Obama one year later, as quoted in USA Today: "I am not asking anyone to take a chance on me. I am asking you to take a chance on your own aspirations."
Just words?
I know a lot of people think the Clinton campaign's accusations of plagiarism are much ado about nothing. I happen to agree with Byron York, who wrote yesterday:
I think the plagiarism charge against Obama has some merit. Is it OK to lift material from someone else and then, when it is noticed, explain it by saying that there's no problem, that the guy who wrote this said I could use it? Yes, the Clinton team is looking for anything it can grasp these days, but just because they want to use it politically doesn't mean that it is nothing.
Maybe part of the reason I feel the charge rings true is because I was in the room listening to Obama's speech on Saturday night in Milwaukee. And that section of his speech was so good that I singled out those exact words from his text because they offered such an effective demolition of Hillary Clinton's argument, delivered just minutes earlier in the same hall.
I certainly wasn't aware until later that Obama was using a formulation constructed by someone else as his weapon of choice against Clinton.

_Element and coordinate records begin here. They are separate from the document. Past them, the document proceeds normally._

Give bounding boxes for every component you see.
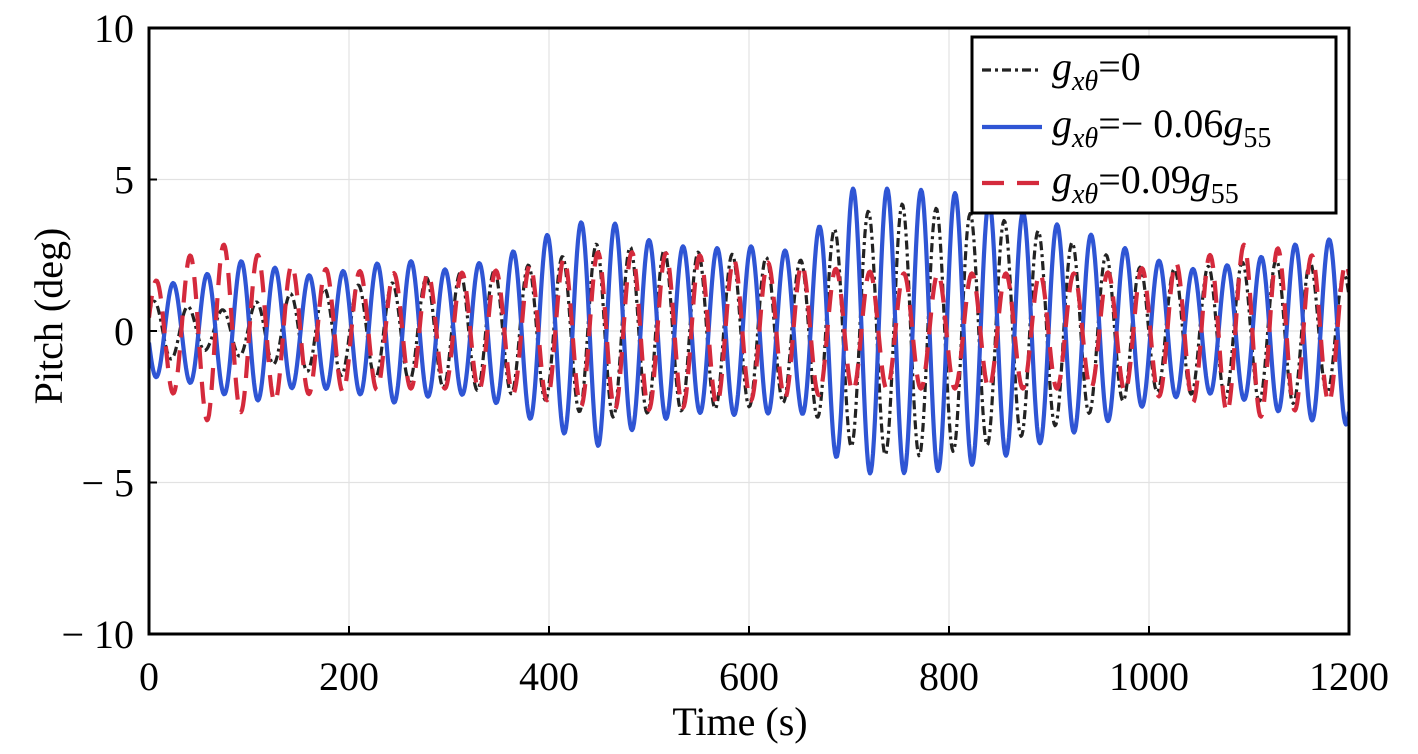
x-tick-label: 1000 (1109, 654, 1189, 699)
y-axis-title: Pitch (deg) (26, 228, 71, 405)
y-tick-label: − 10 (61, 612, 134, 657)
x-tick-label: 200 (319, 654, 379, 699)
legend-label-3: gxθ=0.09g55 (1052, 157, 1239, 210)
x-tick-label: 400 (519, 654, 579, 699)
x-axis-title: Time (s) (672, 699, 807, 744)
legend-label-2: gxθ=− 0.06g55 (1052, 101, 1271, 154)
axis-ticks: 0 200 400 600 800 1000 1200 − 10 − 5 0 5 10 (61, 6, 1389, 699)
y-tick-label: − 5 (81, 461, 134, 506)
x-tick-label: 600 (719, 654, 779, 699)
legend-label-1: gxθ=0 (1052, 44, 1141, 97)
x-tick-label: 800 (919, 654, 979, 699)
series-line-2 (149, 186, 1349, 476)
y-tick-label: 0 (114, 309, 134, 354)
x-tick-label: 0 (139, 654, 159, 699)
x-tick-label: 1200 (1309, 654, 1389, 699)
y-tick-label: 5 (114, 158, 134, 203)
series-lines (149, 186, 1349, 476)
y-tick-label: 10 (94, 6, 134, 51)
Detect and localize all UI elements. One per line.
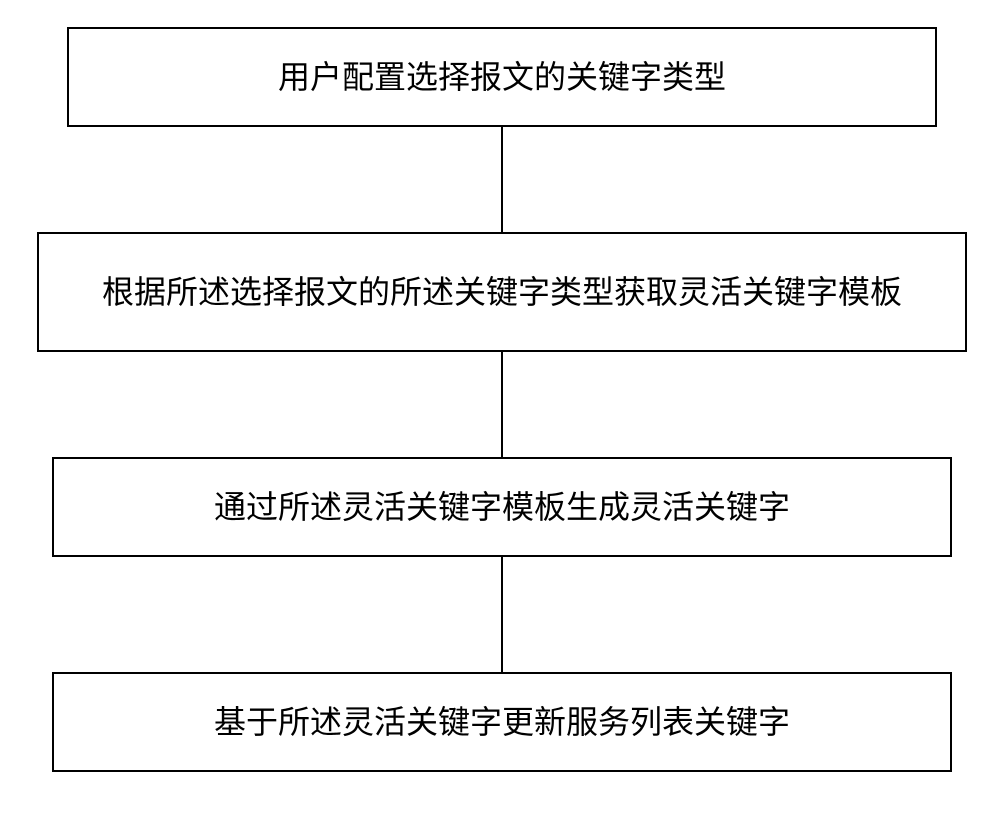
flowchart-node-1: 用户配置选择报文的关键字类型 xyxy=(67,27,937,127)
edge-1-2 xyxy=(501,127,503,232)
flowchart-node-4: 基于所述灵活关键字更新服务列表关键字 xyxy=(52,672,952,772)
edge-2-3 xyxy=(501,352,503,457)
node-1-label: 用户配置选择报文的关键字类型 xyxy=(268,55,736,100)
node-4-label: 基于所述灵活关键字更新服务列表关键字 xyxy=(204,700,800,745)
flowchart-node-2: 根据所述选择报文的所述关键字类型获取灵活关键字模板 xyxy=(37,232,967,352)
node-3-label: 通过所述灵活关键字模板生成灵活关键字 xyxy=(204,485,800,530)
edge-3-4 xyxy=(501,557,503,672)
node-2-label: 根据所述选择报文的所述关键字类型获取灵活关键字模板 xyxy=(92,270,912,315)
flowchart-node-3: 通过所述灵活关键字模板生成灵活关键字 xyxy=(52,457,952,557)
flowchart-container: 用户配置选择报文的关键字类型 根据所述选择报文的所述关键字类型获取灵活关键字模板… xyxy=(0,0,1000,838)
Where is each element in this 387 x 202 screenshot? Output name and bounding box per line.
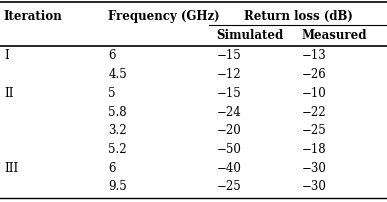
Text: −26: −26 (302, 68, 327, 81)
Text: −18: −18 (302, 143, 327, 156)
Text: Frequency (GHz): Frequency (GHz) (108, 10, 220, 23)
Text: −25: −25 (302, 124, 327, 137)
Text: 5.8: 5.8 (108, 105, 127, 119)
Text: II: II (4, 87, 14, 100)
Text: 6: 6 (108, 162, 116, 175)
Text: Return loss (dB): Return loss (dB) (243, 10, 353, 23)
Text: −20: −20 (217, 124, 241, 137)
Text: 5.2: 5.2 (108, 143, 127, 156)
Text: −30: −30 (302, 162, 327, 175)
Text: Iteration: Iteration (4, 10, 63, 23)
Text: −15: −15 (217, 87, 241, 100)
Text: −13: −13 (302, 49, 327, 62)
Text: −25: −25 (217, 180, 241, 193)
Text: −50: −50 (217, 143, 241, 156)
Text: −22: −22 (302, 105, 327, 119)
Text: −24: −24 (217, 105, 241, 119)
Text: III: III (4, 162, 18, 175)
Text: −15: −15 (217, 49, 241, 62)
Text: I: I (4, 49, 9, 62)
Text: 4.5: 4.5 (108, 68, 127, 81)
Text: 9.5: 9.5 (108, 180, 127, 193)
Text: 3.2: 3.2 (108, 124, 127, 137)
Text: Measured: Measured (302, 29, 367, 42)
Text: 5: 5 (108, 87, 116, 100)
Text: 6: 6 (108, 49, 116, 62)
Text: −12: −12 (217, 68, 241, 81)
Text: −40: −40 (217, 162, 241, 175)
Text: −30: −30 (302, 180, 327, 193)
Text: −10: −10 (302, 87, 327, 100)
Text: Simulated: Simulated (217, 29, 284, 42)
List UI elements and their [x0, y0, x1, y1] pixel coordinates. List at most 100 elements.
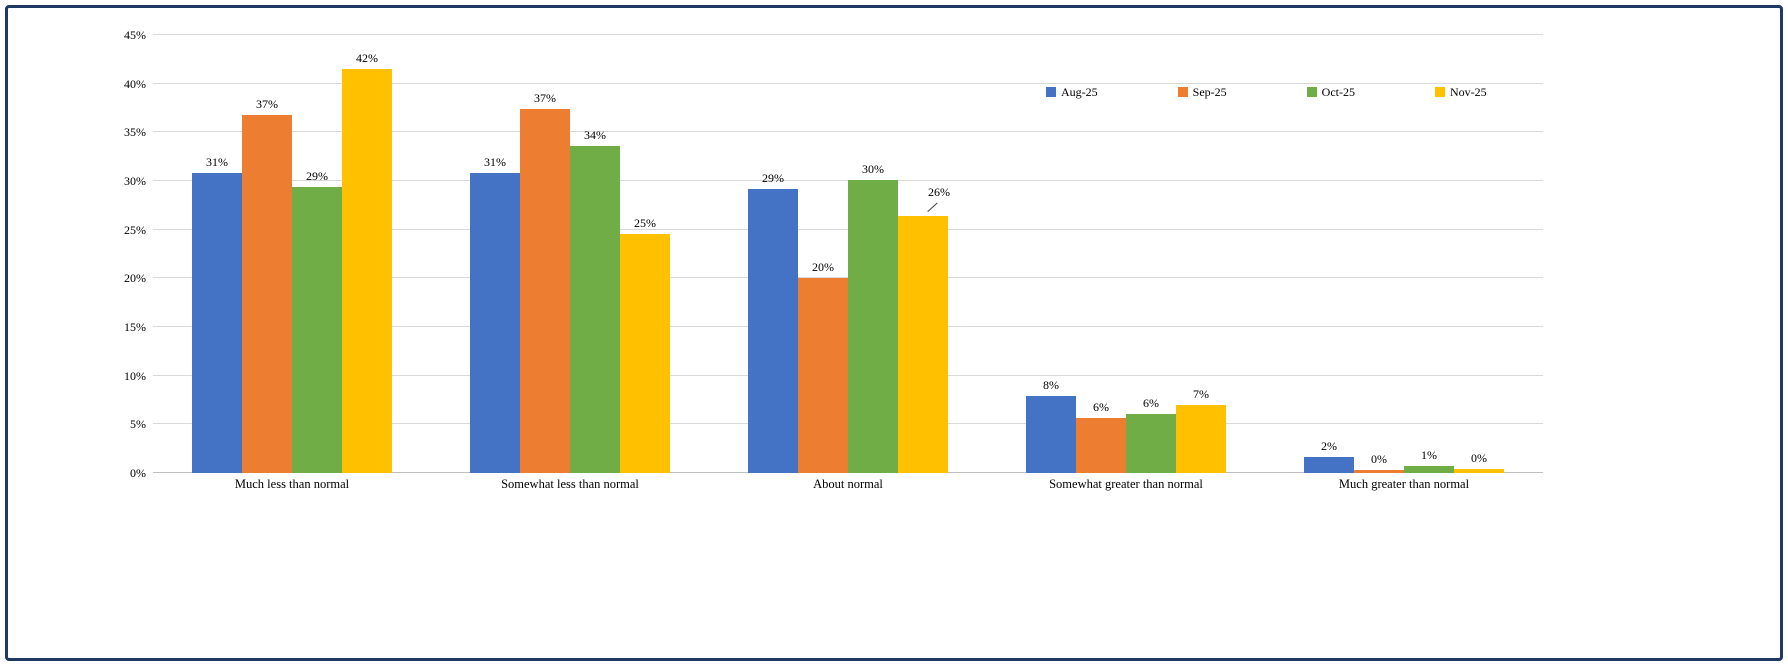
bar-slot: 42%	[342, 35, 392, 473]
bar-value-label: 26%	[928, 185, 950, 200]
bar-slot: 0%	[1354, 35, 1404, 473]
bar-value-label: 1%	[1421, 448, 1437, 463]
bar-value-label: 34%	[584, 127, 606, 142]
bar-value-label: 2%	[1321, 439, 1337, 454]
bar-value-label: 7%	[1193, 386, 1209, 401]
legend: Aug-25 Sep-25 Oct-25 Nov-25	[1046, 85, 1487, 99]
y-tick-label: 5%	[130, 417, 146, 432]
bar-slot: 30%	[848, 35, 898, 473]
bar-slot: 2%	[1304, 35, 1354, 473]
bar-value-label: 30%	[862, 162, 884, 177]
bar-value-label: 42%	[356, 51, 378, 66]
bar-aug-25	[1026, 396, 1076, 473]
bar-sep-25	[520, 108, 570, 473]
bar-value-label: 20%	[812, 260, 834, 275]
bar-value-label: 25%	[634, 215, 656, 230]
bar-group: 31% 37% 29% 42%	[153, 35, 431, 473]
bar-oct-25	[1126, 413, 1176, 473]
legend-item: Sep-25	[1177, 85, 1227, 99]
bar-slot: 6%	[1126, 35, 1176, 473]
bar-value-label: 31%	[484, 155, 506, 170]
legend-label: Sep-25	[1192, 85, 1227, 99]
x-axis-labels: Much less than normal Somewhat less than …	[153, 477, 1543, 492]
gridline	[153, 82, 1543, 84]
bar-slot: 6%	[1076, 35, 1126, 473]
legend-label: Nov-25	[1450, 85, 1487, 99]
bar-nov-25	[342, 69, 392, 473]
legend-marker	[1046, 87, 1056, 97]
bar-nov-25	[1176, 404, 1226, 473]
y-tick-label: 40%	[124, 76, 146, 91]
bar-sep-25	[1076, 417, 1126, 473]
bar-slot: 34%	[570, 35, 620, 473]
bar-slot: 8%	[1026, 35, 1076, 473]
bar-slot: 1%	[1404, 35, 1454, 473]
bar-slot: 26%	[898, 35, 950, 473]
bar-group: 31% 37% 34% 25%	[431, 35, 709, 473]
bar-value-label: 37%	[534, 90, 556, 105]
category-label: Somewhat greater than normal	[1049, 477, 1203, 491]
bar-sep-25	[798, 278, 848, 473]
bar-value-label: 6%	[1143, 395, 1159, 410]
bar-sep-25	[242, 114, 292, 473]
bar-nov-25	[898, 216, 948, 473]
legend-item: Oct-25	[1306, 85, 1355, 99]
bar-slot: 31%	[470, 35, 520, 473]
bar-oct-25	[570, 145, 620, 473]
bar-value-label: 31%	[206, 155, 228, 170]
legend-label: Oct-25	[1321, 85, 1355, 99]
bar-nov-25	[1454, 469, 1504, 473]
bar-value-label: 37%	[256, 96, 278, 111]
bar-slot: 29%	[748, 35, 798, 473]
legend-label: Aug-25	[1061, 85, 1098, 99]
y-axis: 0% 5% 10% 15% 20% 25% 30% 35% 40% 45%	[8, 28, 146, 480]
bar-nov-25	[620, 233, 670, 473]
bar-groups: 31% 37% 29% 42% 31% 37% 34% 25% 29% 20% 30% 26% 8% 6%…	[153, 35, 1543, 473]
bar-value-label: 29%	[306, 168, 328, 183]
bar-slot: 31%	[192, 35, 242, 473]
y-tick-label: 20%	[124, 271, 146, 286]
bar-oct-25	[1404, 466, 1454, 473]
category-label: Much greater than normal	[1338, 477, 1470, 491]
y-tick-label: 10%	[124, 368, 146, 383]
bar-aug-25	[748, 188, 798, 473]
y-tick-label: 15%	[124, 320, 146, 334]
bar-value-label: 29%	[762, 170, 784, 185]
legend-item: Nov-25	[1435, 85, 1487, 99]
bar-aug-25	[192, 173, 242, 473]
bar-slot: 20%	[798, 35, 848, 473]
bar-oct-25	[292, 186, 342, 473]
y-tick-label: 25%	[124, 222, 146, 237]
bar-slot: 37%	[242, 35, 292, 473]
y-tick-label: 45%	[124, 28, 146, 42]
category-label: About normal	[813, 477, 883, 491]
legend-marker	[1177, 87, 1188, 97]
bar-slot: 37%	[520, 35, 570, 473]
legend-marker	[1306, 87, 1317, 97]
bar-value-label: 8%	[1043, 378, 1059, 393]
y-tick-label: 0%	[130, 466, 146, 480]
bar-slot: 0%	[1454, 35, 1504, 473]
bar-value-label: 6%	[1093, 399, 1109, 414]
label-leader-line	[927, 202, 938, 213]
y-tick-label: 30%	[124, 174, 146, 188]
bar-group: 29% 20% 30% 26%	[709, 35, 987, 473]
chart-frame: 0% 5% 10% 15% 20% 25% 30% 35% 40% 45% 31% 37% 29% 42…	[5, 5, 1783, 661]
category-label: Much less than normal	[234, 477, 350, 491]
bar-value-label: 0%	[1471, 451, 1487, 466]
legend-marker	[1435, 87, 1445, 97]
bar-sep-25	[1354, 470, 1404, 473]
bar-slot: 7%	[1176, 35, 1226, 473]
bar-slot: 25%	[620, 35, 670, 473]
bar-aug-25	[470, 173, 520, 473]
bar-group: 8% 6% 6% 7%	[987, 35, 1265, 473]
gridline	[153, 131, 1543, 133]
bar-value-label: 0%	[1371, 452, 1387, 467]
bar-slot: 29%	[292, 35, 342, 473]
bar-group: 2% 0% 1% 0%	[1265, 35, 1543, 473]
gridline	[153, 34, 1543, 35]
category-label: Somewhat less than normal	[501, 477, 639, 491]
y-tick-label: 35%	[124, 125, 146, 140]
bar-aug-25	[1304, 457, 1354, 473]
legend-item: Aug-25	[1046, 85, 1098, 99]
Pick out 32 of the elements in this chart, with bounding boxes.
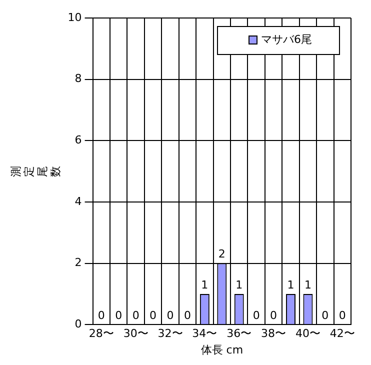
data-label: 0 xyxy=(166,308,174,322)
data-label: 1 xyxy=(201,278,208,292)
data-label: 0 xyxy=(115,308,122,322)
y-tick-label: 10 xyxy=(68,10,82,24)
data-label: 0 xyxy=(338,308,346,322)
data-label: 0 xyxy=(98,308,105,322)
data-label: 0 xyxy=(322,308,329,322)
data-label: 1 xyxy=(304,278,312,292)
x-tick-label: 28〜 xyxy=(88,327,114,340)
y-tick-label: 2 xyxy=(74,256,82,270)
data-label: 1 xyxy=(287,278,294,292)
data-label: 0 xyxy=(132,308,140,322)
data-label: 0 xyxy=(184,308,191,322)
x-tick-label: 38〜 xyxy=(261,327,286,340)
x-tick-label: 36〜 xyxy=(226,327,252,340)
x-tick-label: 30〜 xyxy=(123,327,148,340)
y-axis-title: 測定尾数 xyxy=(9,166,62,177)
y-tick-label: 0 xyxy=(74,317,82,330)
data-label: 1 xyxy=(236,278,243,292)
legend-label: マサバ6尾 xyxy=(261,32,312,46)
data-label: 0 xyxy=(252,308,260,322)
data-label: 0 xyxy=(270,308,278,322)
y-tick-label: 6 xyxy=(74,134,82,146)
x-tick-label: 42〜 xyxy=(330,327,355,340)
x-tick-label: 32〜 xyxy=(158,327,183,340)
x-tick-label: 40〜 xyxy=(295,327,320,340)
y-tick-label: 8 xyxy=(74,72,82,86)
y-tick-label: 4 xyxy=(74,194,82,208)
data-label: 0 xyxy=(150,308,157,322)
x-tick-label: 34〜 xyxy=(192,327,218,340)
x-axis-title: 体長 cm xyxy=(200,343,244,356)
data-label: 2 xyxy=(218,248,226,261)
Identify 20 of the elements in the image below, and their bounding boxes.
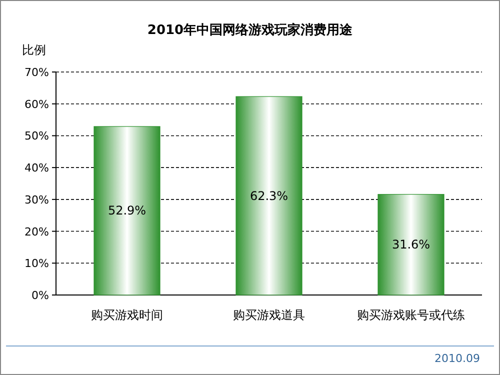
x-tick-label: 购买游戏道具: [233, 308, 305, 322]
chart-title: 2010年中国网络游戏玩家消费用途: [147, 22, 354, 38]
y-tick-label: 0%: [32, 289, 49, 302]
y-tick-label: 40%: [24, 162, 49, 175]
y-axis-title: 比例: [22, 43, 46, 57]
x-tick-label: 购买游戏时间: [91, 308, 163, 322]
y-tick-label: 70%: [24, 66, 49, 79]
y-tick-label: 20%: [24, 225, 49, 238]
data-label: 31.6%: [392, 238, 430, 252]
data-label: 62.3%: [250, 188, 288, 203]
x-tick-label: 购买游戏账号或代练: [357, 308, 465, 322]
y-tick-label: 30%: [24, 193, 49, 206]
bar: [236, 96, 302, 296]
data-label: 52.9%: [108, 204, 146, 218]
text: 2010.09: [434, 352, 480, 365]
y-tick-label: 60%: [24, 98, 49, 111]
bar: [94, 126, 160, 296]
bar: [378, 194, 444, 296]
y-tick-label: 50%: [24, 130, 49, 143]
y-tick-label: 10%: [24, 257, 49, 270]
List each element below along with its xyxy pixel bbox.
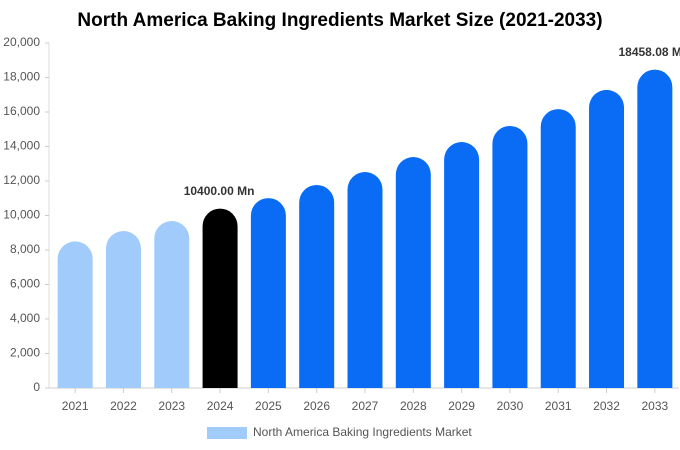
x-tick-label: 2021 bbox=[62, 399, 89, 413]
y-tick-label: 10,000 bbox=[3, 208, 40, 222]
x-tick-label: 2023 bbox=[158, 399, 185, 413]
y-tick-label: 8,000 bbox=[10, 242, 40, 256]
data-label: 10400.00 Mn bbox=[184, 184, 255, 198]
bar bbox=[540, 109, 576, 388]
bar bbox=[444, 142, 480, 388]
bar bbox=[395, 157, 431, 388]
bar bbox=[347, 172, 383, 388]
x-tick-label: 2026 bbox=[303, 399, 330, 413]
y-tick-label: 4,000 bbox=[10, 311, 40, 325]
x-tick-label: 2030 bbox=[497, 399, 524, 413]
bar bbox=[154, 221, 190, 388]
data-label: 18458.08 Mn bbox=[618, 45, 680, 59]
legend-swatch bbox=[207, 427, 247, 439]
bar bbox=[57, 241, 93, 388]
x-tick-label: 2031 bbox=[545, 399, 572, 413]
y-tick-label: 2,000 bbox=[10, 346, 40, 360]
y-tick-label: 16,000 bbox=[3, 104, 40, 118]
bar bbox=[492, 125, 528, 389]
x-tick-label: 2032 bbox=[593, 399, 620, 413]
bar bbox=[202, 208, 238, 388]
bar bbox=[105, 231, 141, 388]
bar bbox=[299, 184, 335, 388]
y-tick-label: 20,000 bbox=[3, 35, 40, 49]
x-tick-label: 2025 bbox=[255, 399, 282, 413]
y-tick-label: 0 bbox=[33, 380, 40, 394]
bar bbox=[637, 69, 673, 389]
y-tick-label: 18,000 bbox=[3, 70, 40, 84]
x-tick-label: 2027 bbox=[352, 399, 379, 413]
x-tick-label: 2022 bbox=[110, 399, 137, 413]
y-tick-label: 6,000 bbox=[10, 277, 40, 291]
x-tick-label: 2028 bbox=[400, 399, 427, 413]
x-tick-label: 2029 bbox=[448, 399, 475, 413]
y-tick-label: 14,000 bbox=[3, 139, 40, 153]
bar bbox=[250, 198, 286, 388]
bar bbox=[589, 89, 625, 389]
x-tick-label: 2024 bbox=[207, 399, 234, 413]
chart-title: North America Baking Ingredients Market … bbox=[77, 10, 602, 31]
y-tick-label: 12,000 bbox=[3, 173, 40, 187]
legend-label: North America Baking Ingredients Market bbox=[253, 425, 472, 439]
x-tick-label: 2033 bbox=[641, 399, 668, 413]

Turn the example in on itself: Would it matter if a day or two after Martin Luther King Jr. gave his famous speech on the Washington Mall we learned that he had lifted the phrase "I have a dream" off of a friend who had used it publicly two years earlier? While it wouldn't change the merit of his argument, I think it would take away from its authenticity.
And so in that sense, I think the charge against Obama does have some merit and does matter, though I recognize others see it differently.